One of the old control schemes could look interesting, but it needs to be kept safe (safer than those old electric cars were).... and seriously, I wouldn't want to build one, especially the kind with resistors.

With a 48-volt (nominal) battery in four sections (such as four 12-volt lead-acid batteries or four 4-cell lithium modules), you could use a "golf cart" motor, and arrange relays to implement the voltage-switching scheme shown on Lee Hart's controller page (from the Henney Kilowatt) or a variant with more contacts and no diodes, if you can stand only crude steps in power (12V, 24V, and 48V). The pile of cables and relays would look vintage and suitably primitive.
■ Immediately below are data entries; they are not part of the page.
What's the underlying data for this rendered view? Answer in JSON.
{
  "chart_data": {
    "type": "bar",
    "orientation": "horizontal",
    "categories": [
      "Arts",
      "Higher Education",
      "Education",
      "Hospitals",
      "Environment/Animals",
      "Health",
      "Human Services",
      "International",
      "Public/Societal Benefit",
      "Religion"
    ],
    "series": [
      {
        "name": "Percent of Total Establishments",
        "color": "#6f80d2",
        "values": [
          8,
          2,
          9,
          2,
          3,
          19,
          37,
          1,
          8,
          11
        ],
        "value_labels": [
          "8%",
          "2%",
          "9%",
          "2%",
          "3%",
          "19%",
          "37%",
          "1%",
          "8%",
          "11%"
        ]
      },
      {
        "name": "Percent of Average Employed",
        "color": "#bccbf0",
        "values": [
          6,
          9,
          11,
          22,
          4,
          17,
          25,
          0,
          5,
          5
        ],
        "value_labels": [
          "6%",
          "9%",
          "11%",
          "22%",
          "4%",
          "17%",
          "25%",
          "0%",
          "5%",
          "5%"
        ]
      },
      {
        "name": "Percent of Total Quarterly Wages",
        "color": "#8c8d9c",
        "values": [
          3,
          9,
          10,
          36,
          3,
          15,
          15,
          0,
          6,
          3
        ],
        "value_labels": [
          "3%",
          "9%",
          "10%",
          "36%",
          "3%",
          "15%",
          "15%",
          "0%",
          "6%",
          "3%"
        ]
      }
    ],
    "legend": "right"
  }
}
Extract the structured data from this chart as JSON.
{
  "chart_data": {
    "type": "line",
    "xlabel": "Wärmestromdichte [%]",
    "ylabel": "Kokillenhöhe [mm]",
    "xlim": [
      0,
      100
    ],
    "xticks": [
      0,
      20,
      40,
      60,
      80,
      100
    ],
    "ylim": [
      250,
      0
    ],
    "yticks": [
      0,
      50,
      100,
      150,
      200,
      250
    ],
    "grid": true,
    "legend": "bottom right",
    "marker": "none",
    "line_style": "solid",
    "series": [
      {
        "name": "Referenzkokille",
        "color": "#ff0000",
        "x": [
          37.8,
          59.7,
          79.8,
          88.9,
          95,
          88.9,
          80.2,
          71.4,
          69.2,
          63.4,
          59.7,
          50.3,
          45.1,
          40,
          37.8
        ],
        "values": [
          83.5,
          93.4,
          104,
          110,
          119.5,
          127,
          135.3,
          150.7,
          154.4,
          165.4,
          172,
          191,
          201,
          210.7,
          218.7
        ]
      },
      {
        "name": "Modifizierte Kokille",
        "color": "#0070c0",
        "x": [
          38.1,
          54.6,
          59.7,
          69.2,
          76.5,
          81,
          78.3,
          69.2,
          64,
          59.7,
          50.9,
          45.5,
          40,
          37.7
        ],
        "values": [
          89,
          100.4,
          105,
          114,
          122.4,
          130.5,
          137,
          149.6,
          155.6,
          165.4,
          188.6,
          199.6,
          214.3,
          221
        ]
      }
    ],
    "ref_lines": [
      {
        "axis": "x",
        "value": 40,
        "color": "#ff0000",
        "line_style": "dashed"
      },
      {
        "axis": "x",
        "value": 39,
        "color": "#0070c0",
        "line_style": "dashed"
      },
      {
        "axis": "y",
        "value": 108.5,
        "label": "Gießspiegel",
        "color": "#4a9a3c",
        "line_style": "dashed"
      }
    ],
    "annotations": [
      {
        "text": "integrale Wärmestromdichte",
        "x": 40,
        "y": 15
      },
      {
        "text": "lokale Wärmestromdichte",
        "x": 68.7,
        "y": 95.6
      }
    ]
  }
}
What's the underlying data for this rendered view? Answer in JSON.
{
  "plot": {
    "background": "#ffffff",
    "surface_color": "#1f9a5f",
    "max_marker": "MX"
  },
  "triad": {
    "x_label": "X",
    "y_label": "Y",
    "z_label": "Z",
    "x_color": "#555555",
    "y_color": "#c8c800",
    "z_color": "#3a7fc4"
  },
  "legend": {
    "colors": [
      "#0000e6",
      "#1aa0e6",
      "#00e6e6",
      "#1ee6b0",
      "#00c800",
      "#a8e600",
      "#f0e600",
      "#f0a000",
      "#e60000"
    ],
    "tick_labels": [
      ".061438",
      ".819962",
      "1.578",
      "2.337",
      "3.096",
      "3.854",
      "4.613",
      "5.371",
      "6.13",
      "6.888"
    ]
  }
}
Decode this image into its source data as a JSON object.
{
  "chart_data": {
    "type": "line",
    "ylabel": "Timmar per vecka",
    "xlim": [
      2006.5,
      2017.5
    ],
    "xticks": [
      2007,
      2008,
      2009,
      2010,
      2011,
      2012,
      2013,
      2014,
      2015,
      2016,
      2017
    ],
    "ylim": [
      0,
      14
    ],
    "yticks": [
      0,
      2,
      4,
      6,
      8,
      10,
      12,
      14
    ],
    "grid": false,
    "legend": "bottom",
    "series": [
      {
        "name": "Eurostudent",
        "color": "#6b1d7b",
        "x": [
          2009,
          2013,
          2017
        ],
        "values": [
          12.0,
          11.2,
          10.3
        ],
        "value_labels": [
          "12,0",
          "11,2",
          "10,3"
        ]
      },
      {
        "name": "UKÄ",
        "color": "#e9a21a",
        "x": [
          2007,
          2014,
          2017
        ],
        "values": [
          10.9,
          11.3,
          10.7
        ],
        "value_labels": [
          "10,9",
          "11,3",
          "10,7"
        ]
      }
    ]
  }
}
It would be more expensive than a ready-to-use electronic controller.


----------



## MalcolmB (Jun 10, 2008)

Hi Ecosse,

If you really want an old-school solution that's in keeping with the cyclecar era you might enjoy this thread: http://www.diyelectriccar.com/forums/showthread.php?t=31134


----------



## brian_ (Feb 7, 2017)

MalcolmB said:


> If you really want an old-school solution that's in keeping with the cyclecar era you might enjoy this thread: http://www.diyelectriccar.com/forums/showthread.php?t=31134


A mechanical PWM controller! That's brilliant... but the reality is that to make this work you still need to understand enough to handle the arcing problems which are discussed in the thread, and you end up doing electrical design which would not be required with an off-the-shelf electronic controller.


----------



## alvin (Jul 26, 2008)

Older golf carts use resister type speed control. The parts are available new or used.
You might google golf cart parts.

Alvin


----------